Bajo esta visión, México ha ganado importante visibilidad como un fuerte candidato para la relocalización industrial; su posición geográfica lo convierte en uno de los destinos estratégicos, aunque la ubicación no es el único factor en la ecuación.
De acuerdo con un reciente reporte de JP Morgan, el nearshoring podría elevar el valor las exportaciones de bienes manufactureros a Estados Unidos en los próximos cinco años de entre 130 a 170 mil millones de dólares.
Pero no todo es color de rosa, expertos en el tema estiman que el boom que estamos vivieno del nearshoring durará alrededor de dos años, tiempo en el que se tomarán las decisiones de los nuevos destinos y se realizarán los traslados de las operaciones.
Ese es el tiempo que tenemos para convencer a las empresas de elegir México, para ello, parte fundamental de los esfuerzos deben estar centrados en diseñar una estrategia nacional para el nearshoring, una política industrial con mayor impuso en la innovación tecnológica y el impulso de políticas energéticas que garanticen el acceso a energía confiable, a precios competitivos y con baja huella de carbono.
Aunque el Gobierno Federal debería ser el gran articulador de estos esfuerzos, la realidad es que los gobiernos estatales también juegan un papel estratégico y no pueden esperar a que se den los cambios en la política industrial, energética y económica a nivel federal.
Los Gobiernos Estatales deben trabajar desde ya y con un sentido de perentoriedad para generar las condiciones necesarias que les permitan aprovechar el nearshoring, centrándose especialmente en dos elementos que considero sine qua non para lograrlo, la infraestructura y el talento.
La demanda de espacios industriales en el país es al menos cuatro veces mayor a la que se registró un año previo a la pandemia, el Fondo Inmobiliario Meor calcula que México requiere de al menos 11 millones de metros cuadrados de espacios industriales para recibir a las nuevas empresas, los estados que los puedan ofrecer estarán en el juego.
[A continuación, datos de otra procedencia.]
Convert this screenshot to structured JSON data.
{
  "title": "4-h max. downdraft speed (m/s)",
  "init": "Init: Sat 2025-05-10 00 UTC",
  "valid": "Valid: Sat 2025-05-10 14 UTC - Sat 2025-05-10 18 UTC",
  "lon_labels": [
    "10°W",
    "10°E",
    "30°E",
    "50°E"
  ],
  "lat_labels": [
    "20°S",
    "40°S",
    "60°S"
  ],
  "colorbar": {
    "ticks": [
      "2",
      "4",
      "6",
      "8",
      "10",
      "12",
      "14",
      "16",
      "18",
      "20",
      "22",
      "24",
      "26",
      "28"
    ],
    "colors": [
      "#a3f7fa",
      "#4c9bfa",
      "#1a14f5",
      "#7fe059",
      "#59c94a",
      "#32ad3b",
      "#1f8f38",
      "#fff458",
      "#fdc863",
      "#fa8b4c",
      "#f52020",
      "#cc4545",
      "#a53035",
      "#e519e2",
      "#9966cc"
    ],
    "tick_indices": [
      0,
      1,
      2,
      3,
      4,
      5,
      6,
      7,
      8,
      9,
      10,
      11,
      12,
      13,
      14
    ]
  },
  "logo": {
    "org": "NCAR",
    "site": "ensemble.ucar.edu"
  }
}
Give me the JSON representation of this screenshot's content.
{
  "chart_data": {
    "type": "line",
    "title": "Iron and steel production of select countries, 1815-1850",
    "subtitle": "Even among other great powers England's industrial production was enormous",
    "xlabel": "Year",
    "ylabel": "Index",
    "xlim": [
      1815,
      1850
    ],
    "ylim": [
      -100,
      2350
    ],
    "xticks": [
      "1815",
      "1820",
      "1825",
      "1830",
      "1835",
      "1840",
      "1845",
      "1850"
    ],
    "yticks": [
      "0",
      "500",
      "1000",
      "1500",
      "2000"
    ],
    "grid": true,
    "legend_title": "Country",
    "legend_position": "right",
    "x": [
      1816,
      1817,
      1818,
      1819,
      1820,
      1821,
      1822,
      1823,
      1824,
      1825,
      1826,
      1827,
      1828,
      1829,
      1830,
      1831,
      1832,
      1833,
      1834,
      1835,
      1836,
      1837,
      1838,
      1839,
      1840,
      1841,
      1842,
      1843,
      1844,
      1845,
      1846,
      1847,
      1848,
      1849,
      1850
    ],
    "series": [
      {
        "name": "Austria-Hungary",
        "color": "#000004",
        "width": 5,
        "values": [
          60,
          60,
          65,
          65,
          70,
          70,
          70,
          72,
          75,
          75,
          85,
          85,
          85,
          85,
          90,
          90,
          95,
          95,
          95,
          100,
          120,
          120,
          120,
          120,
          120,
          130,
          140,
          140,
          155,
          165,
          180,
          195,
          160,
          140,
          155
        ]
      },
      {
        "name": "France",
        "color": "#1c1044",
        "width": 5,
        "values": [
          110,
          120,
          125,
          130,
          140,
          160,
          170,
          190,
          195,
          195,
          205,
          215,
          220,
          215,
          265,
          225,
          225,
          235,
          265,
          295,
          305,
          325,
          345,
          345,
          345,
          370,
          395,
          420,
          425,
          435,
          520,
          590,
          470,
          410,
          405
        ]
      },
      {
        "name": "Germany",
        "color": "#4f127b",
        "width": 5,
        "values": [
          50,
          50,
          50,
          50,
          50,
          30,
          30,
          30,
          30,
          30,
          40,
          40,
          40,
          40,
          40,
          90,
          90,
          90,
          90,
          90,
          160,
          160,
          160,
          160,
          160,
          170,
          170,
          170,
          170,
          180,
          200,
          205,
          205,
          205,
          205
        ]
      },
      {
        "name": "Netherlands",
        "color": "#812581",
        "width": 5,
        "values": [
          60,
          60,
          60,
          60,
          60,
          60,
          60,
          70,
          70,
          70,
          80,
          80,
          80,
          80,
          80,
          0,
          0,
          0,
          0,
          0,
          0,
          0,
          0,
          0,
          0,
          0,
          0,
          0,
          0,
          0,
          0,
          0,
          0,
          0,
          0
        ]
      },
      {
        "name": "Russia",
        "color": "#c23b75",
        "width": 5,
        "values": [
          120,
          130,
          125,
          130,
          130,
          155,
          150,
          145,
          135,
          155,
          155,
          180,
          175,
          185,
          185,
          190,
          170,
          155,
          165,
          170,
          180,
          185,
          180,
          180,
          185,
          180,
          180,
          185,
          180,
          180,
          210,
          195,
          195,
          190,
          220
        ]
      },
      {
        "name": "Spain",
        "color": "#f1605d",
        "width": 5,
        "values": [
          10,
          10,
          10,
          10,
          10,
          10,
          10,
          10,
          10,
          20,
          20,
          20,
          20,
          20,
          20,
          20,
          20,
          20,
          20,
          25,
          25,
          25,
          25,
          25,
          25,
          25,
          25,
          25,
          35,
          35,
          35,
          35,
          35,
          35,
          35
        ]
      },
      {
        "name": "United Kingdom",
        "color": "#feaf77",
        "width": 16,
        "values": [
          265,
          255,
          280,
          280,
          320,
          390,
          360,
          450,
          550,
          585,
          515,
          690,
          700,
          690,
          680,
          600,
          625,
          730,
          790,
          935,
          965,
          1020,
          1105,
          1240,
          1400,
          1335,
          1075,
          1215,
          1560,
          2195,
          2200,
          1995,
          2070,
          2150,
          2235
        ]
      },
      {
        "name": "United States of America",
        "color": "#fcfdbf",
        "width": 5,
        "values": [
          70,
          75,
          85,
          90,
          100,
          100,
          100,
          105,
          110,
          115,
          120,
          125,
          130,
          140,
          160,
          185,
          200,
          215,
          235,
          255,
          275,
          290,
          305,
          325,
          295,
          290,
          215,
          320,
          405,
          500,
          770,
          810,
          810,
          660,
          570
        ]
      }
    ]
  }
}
En cuanto al talento, los estados deben enfocar sus esfuerzos en la formación y especialización de la fuerza laboral, buscando que las compañías que lleguen por el Nearshoring generen la mayor cantidad de empleos locales.
Se espera una demanda específica de profesionales en sectores como tecnologías de la información, ingenieros de sistemas, desarrolladores de software y personal para el servicio de outsourcing en áreas como marketing, industrial y logística, según Adecco.
El nearshoring es un gran momento para definir el futuro de México; la oportunidad esta frente a nosotros, pero no llegará si no vamos por ella.